I am not a philosopher. I am not a mathematician. I am an engineer who has spent twenty years trying to verify that software does what it is supposed to do, and I kept running into the same wall from different directions.

On a Sunday evening in my office in Technopark, Stellenbosch, I was preparing a presentation on the effect of backfill within deep mine stopes. The numerical model was producing beautiful results. I tried to speed things up, changed something in the solver, and introduced a bug. We used CVS at the time. When you are in the zone and tweaking, you skip the commit. The stress erased the memory of what I had changed. I presented at Tau Tona, one of the deepest gold mines in the world, and the results looked exactly as I expected them to look. It was only at the follow-up workshop, where we tried to make the theory practical, that the new build of the tool revealed itself to be producing garbage. The presentation had looked fine. The practice exposed it. The version control was there. The process existed. I ran straight past it because it felt like friction in the moment. At another company I watched a feature nobody would touch because the selection logic had grown beyond anyone's ability to reason about it. At every step, the problem was the same: how do you know that what you built is actually correct?

I rebuilt the selection model from scratch over a Christmas break using test-driven development. Not because I was told to. Because I needed something external to the code to tell me whether the code was right. The test suite was not the product. But it was the only thing I trusted.

That instinct was twenty years old before I had a name for it.

When large language models started writing code, I thought the problem would get worse. A system that produces plausible-sounding output, confident in tone and occasionally incorrect in fact, is a system that makes verification harder, not easier. The code looks right. The tests pass. And yet.

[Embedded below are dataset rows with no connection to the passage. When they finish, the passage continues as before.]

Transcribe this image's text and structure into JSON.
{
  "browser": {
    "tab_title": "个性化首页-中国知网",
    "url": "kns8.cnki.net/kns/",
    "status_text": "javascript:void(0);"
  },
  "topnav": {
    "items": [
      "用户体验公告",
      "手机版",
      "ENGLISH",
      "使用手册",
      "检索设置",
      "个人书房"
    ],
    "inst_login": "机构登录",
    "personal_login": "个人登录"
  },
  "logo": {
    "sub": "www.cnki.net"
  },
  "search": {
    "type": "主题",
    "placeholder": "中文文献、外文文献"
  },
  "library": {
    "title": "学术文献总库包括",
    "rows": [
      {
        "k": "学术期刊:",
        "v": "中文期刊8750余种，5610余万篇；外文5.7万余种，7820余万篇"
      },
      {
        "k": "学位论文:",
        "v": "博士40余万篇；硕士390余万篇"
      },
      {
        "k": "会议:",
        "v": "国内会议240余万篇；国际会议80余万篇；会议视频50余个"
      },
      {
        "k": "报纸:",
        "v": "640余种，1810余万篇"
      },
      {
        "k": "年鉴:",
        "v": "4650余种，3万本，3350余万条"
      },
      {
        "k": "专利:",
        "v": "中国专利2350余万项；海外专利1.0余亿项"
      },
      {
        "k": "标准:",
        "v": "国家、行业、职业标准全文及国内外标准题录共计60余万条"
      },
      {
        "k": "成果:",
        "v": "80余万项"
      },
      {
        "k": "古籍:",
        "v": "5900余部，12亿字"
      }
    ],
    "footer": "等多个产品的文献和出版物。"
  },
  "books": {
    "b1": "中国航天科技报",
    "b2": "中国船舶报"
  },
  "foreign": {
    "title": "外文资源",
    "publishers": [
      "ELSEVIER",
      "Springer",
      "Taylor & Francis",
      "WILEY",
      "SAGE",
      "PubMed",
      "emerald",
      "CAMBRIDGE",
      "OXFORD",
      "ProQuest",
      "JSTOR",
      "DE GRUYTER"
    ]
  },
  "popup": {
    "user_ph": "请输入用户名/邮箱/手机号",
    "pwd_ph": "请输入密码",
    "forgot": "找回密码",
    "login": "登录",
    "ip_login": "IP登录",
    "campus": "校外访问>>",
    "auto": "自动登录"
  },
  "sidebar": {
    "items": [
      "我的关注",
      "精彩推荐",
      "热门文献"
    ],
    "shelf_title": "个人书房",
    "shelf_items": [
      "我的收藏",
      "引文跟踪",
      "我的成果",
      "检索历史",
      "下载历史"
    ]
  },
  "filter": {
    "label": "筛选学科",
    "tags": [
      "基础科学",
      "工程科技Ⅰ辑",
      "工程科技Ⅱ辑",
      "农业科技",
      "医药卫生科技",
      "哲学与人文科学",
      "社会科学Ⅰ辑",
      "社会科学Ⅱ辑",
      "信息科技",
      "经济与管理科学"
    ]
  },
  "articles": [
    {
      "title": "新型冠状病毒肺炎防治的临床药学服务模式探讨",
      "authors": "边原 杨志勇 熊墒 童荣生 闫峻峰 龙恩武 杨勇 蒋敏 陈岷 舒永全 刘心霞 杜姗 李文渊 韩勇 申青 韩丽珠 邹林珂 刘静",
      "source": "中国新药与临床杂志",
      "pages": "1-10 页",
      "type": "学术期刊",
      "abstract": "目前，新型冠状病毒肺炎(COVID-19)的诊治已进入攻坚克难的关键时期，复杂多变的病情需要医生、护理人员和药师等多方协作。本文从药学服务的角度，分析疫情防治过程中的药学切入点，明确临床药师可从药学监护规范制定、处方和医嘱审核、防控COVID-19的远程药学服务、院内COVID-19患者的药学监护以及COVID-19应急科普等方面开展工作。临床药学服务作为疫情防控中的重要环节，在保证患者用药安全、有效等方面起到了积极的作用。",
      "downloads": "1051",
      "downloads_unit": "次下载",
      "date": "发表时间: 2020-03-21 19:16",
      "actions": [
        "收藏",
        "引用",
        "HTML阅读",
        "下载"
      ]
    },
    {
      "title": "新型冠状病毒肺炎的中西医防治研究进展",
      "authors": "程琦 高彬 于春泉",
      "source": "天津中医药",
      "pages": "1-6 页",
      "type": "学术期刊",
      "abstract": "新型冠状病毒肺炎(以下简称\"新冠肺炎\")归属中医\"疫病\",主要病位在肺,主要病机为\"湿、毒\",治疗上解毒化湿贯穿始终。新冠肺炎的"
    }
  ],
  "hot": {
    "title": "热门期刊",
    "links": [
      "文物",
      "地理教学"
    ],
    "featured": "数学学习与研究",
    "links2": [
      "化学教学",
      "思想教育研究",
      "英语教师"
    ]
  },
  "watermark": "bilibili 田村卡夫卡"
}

I published a paper on this in March 2026. The core claim: AI reviewing AI-generated code without an external specification shares blind spots. The correlated error hypothesis. Three models reviewed code containing domain-specific bugs none of their training had prepared them for, and they agreed it was correct. The confidence was not evidence of correctness. It was evidence of shared blindness.

The specification was the only thing that did not share the blind spot. The executable BDD scenario, written to describe what the system must do independently of how it does it, could catch what the reviewers could not. Because it was external. Because it was deterministic. Because it did not care how plausible the code looked.

The specification is the quality gate.

I did not expect what happened next.

James Bach posted a question about whether past correctness justifies trust in a tool. I replied with the mutation testing argument. He pushed back: failing to detect a problem is not a measurement of non-problemness, unless you have a guaranteed method of detecting every possible kind of problem. He was right. That is the oracle problem, the formal boundary of what executable specifications can catch. I had already published a taxonomy of it. His pushback named the limit more precisely than I had.

It is not. That is Hume's problem of induction. I had stumbled into philosophy.

Simon Wardley, who thinks about strategic positioning and the evolution of capabilities, engaged with the specification-at-scale argument. He has a framework for understanding how practices become commodities. He pushed on whether executable specifications could survive at that scale, and whether the ecosystem would commoditise the verification layer before the engineering discipline caught up.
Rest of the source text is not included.